— Я всегда говорила: Алким умнее тебя, Лаэрт! — вставила мама.
Мотыга застучала чаще.
— Папа, я еду собирать урожай героев. Если толпа, значит, толпа — но самая большая толпа, какую только удастся собрать. Я вытащу героев из любой норы, где бы они ни таились, я сделаю героев из трусов, ястребов из перепелов, все серебро в нашей крови уйдет плавиться в Троаду; а когда мы встанем под троянскими стенами — каждый сам по себе! — я научу их воевать по-человечески. Я встану лицом к войне, но спина у меня будет прикрыта.
— Одиссей, любимец… — папа не договорил. Выпрямился. — Ты вырос, малыш. Ты совсем большой. И все равно: рядом со мной ты можешь говорить вслух о чем угодно.
— Почему?
— Потому что мужчины нашей семьи — люди Номоса.

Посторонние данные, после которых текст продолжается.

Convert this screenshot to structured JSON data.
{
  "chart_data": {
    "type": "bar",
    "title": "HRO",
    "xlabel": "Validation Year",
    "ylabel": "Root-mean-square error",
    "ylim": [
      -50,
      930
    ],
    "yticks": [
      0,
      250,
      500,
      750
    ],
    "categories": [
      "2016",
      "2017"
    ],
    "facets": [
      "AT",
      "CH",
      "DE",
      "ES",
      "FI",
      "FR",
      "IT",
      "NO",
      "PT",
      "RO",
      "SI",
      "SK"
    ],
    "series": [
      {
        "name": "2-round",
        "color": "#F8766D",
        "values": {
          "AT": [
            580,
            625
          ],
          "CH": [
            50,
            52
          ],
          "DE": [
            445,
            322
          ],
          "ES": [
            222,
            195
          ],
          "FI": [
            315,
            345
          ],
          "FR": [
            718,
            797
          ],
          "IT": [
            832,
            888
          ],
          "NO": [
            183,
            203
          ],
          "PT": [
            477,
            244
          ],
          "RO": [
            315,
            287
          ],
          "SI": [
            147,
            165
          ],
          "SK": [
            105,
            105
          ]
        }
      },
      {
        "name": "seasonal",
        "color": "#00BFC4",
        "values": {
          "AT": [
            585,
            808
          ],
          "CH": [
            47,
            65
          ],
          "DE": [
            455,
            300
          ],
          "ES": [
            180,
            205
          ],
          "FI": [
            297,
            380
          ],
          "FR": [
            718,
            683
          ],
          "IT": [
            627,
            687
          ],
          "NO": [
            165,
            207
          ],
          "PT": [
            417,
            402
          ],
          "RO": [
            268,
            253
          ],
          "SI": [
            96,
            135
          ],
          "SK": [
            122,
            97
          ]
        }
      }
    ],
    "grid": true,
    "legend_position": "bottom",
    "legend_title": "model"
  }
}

Я ждал рождения внука… у тебя ведь так ничего и не прошло? да?!
— Да, папа…
…детский плач вдали умолк. Сменился тишиной; позже — смехом. Ярким, восторженным. Я купался в этом смехе, оглохнув, ослепнув, не слыша слов отца, не видя тревоги на лице матери; я блаженствовал, как можно блаженствовать лишь, еще не родившись, — и впервые услышанное мной слово «Номос» было тому причиной. Все, что приходилось видеть, слышать, чувствовать и делать, все, что придется видеть, слышать, чувствовать и делать в дальнейшем, — все было там. Нерожденное, оно прекрасно умещалось в одном-единственном слове: берег и море, живые и мертвые, любовь и скука, смерть и бессмертие, от пределов Восхода к пределам Заката…
Даже сейчас мне трудно вспоминать об этом: хочется уйти туда.
— …они думают: это можно понять рассудком! Они глубокомысленно вещают друг дружке: «Плоской нам мнится земля, меднокованным кажется небо…» — и отвечают тремя словами: Номос, Космос и Вестник. А мы не умеем понимать! Мы живем в этом, дышим, рождаемся и умираем в центре Мироздания, где бы мы ни находились — мы, люди Номоса…
Отец замолчал. Грудь его ходила ходуном, на щеках выступили пятна. Я впервые видел отца таким. И мама не вмешивалась, не останавливала.
— Хочешь, я объясню тебе значение этих слов? — отдышавшись, спросил он.
— Нет.
— Почему?
— Потому что я не умею понимать. И мне поздно учиться.
— Я ждал, что ты так ответишь, — еле слышно обронил Лаэрт-Садовник. — Ждал. У тебя ведь ничего не прошло?
— Да. Ты уже спрашивал.
— Когда я плавал на «Арго»…
Он даже не поинтересовался, слышал ли я об этом. Мой отец всегда умудрялся знать все, что ему было надо.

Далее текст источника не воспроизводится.